Authenticity, wellness and multigenerational travel are among the terms that top the list. But which trends are really here to stay? And how do you define luxury today?
Those were some of the questions posed to a recent gathering of about two dozen of the world's leading luxury travel advisers and suppliers during JG Black Books' seventh annual Travel Advisor Leadership Council, held at Grace Bay in Turks and Caicos. I was invited and hosted by JG Black Book as part of a media panel.
The overarching trends identified during the three-day event weren't unexpected. But their individual answers were insightful.
"What isn't luxury?" asked Beth Flowers of Brownell Travel in Birmingham, Ala. "It's not a great hotel room. We never get anyone who says, 'The bathroom was lovely.'"
Airbnb isn't luxury either, Flowers said, although she said she is seeing more clients book through home sharing services because they want a local feel, and then calling on agents to provide the luxury touches.
"It's about the intangible where it used to be tangible," Flowers said of today's luxury.
Teresa Perez, founder of Teresa Perez Tours in Sao Paulo, agreed, and said she used to think of luxury as the opulent hotels in big cities like New York and Paris.
Now, she said, luxury is more about the authentic, like the small inn she recently visited in Portugal with only a dozen rooms in the middle of olive groves, "with excellent food, beautiful china, beautiful glasses, all very high level."
Yvette De Vries, managing director of Africa for JG Black Book, said luxury is "no thinking."
That, she said, is the beauty of safaris.
"They don't have to think about 'What time do I get up?' or 'How do I get to the airstrip?' It's all taken care of without having to be in a group of 100. That is a tremendous luxury."
By the end of the meeting, the group agreed the biggest lasting trend they see is multigenerational travel, which in turn is driving demand for villas.
In response, Jena Gardner, president and CEO of JG Worldwide, said smart luxury hotels are adding more stand-alone villas to their portfolio.
For instance, during the three-day meeting, Grace Bay Resorts hosted a reception at a new $25 million private home it will put into its rental pool later this year. Complete with multiple pools, a private beach, a private gym, a grand piano, a pool table and more, the house offers an option for groups of up to 18. The actual price point hasn't been set, but will likely be in the $18,000 to $20,000 range.

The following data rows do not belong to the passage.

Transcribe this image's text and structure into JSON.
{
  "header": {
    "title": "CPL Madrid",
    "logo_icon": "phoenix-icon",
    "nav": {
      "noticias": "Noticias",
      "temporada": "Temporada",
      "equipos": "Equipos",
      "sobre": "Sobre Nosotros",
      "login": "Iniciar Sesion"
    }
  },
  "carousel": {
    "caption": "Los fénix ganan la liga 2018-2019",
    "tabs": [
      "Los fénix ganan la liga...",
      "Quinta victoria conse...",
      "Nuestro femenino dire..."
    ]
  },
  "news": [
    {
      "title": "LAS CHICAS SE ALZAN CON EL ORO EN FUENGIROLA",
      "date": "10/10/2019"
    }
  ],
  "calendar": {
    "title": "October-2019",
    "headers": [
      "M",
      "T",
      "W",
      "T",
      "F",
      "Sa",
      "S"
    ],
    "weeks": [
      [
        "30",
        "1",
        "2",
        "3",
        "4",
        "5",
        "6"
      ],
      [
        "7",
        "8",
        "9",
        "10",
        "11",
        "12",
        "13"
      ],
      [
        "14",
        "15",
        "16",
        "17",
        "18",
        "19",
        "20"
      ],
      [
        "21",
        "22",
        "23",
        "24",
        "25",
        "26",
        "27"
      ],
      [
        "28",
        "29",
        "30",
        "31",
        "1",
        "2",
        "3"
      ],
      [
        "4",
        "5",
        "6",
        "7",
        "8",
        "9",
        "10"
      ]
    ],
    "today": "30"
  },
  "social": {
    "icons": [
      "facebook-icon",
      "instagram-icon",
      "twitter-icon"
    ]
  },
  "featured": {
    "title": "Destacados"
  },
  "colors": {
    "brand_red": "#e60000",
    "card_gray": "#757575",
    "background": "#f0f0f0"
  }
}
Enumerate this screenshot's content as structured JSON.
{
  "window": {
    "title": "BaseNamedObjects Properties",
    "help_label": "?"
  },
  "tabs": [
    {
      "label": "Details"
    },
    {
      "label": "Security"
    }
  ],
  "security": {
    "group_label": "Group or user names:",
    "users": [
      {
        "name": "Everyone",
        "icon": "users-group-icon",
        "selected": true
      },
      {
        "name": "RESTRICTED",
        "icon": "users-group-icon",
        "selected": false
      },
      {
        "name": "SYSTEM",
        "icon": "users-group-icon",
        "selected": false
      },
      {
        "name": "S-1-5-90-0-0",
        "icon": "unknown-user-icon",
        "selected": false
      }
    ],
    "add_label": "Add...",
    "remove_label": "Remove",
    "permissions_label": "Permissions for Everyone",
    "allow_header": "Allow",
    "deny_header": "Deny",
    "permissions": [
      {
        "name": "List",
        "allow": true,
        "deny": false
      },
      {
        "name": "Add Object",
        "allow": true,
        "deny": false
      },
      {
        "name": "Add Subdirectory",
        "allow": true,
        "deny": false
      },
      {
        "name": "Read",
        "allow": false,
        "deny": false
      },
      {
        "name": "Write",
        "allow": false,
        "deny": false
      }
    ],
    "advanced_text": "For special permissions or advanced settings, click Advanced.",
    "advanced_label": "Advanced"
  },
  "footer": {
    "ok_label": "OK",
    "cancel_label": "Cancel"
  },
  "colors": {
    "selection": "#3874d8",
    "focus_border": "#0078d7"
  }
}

Gardner said she formed the council "with the goal to get together the top leaders in travel once a year to keep a pulse on the market, provide an intimate and casual setting to be able to delve into core issues facing our industry and to bond and strengthen our partnership with advisers and JG Black Book and JGBB clients."
On the business front, Gardner said, "there were a lot of conversations about millennials, how to find, train and retain them. It's a different demographic. They don't have any loyalty. I don't think we came up with anything mind-blowing."
Correction: This was JG Black Books' seventh annual Travel Advisor Leadership Council; an incorrect name for the event appeared in an earlier version of this article.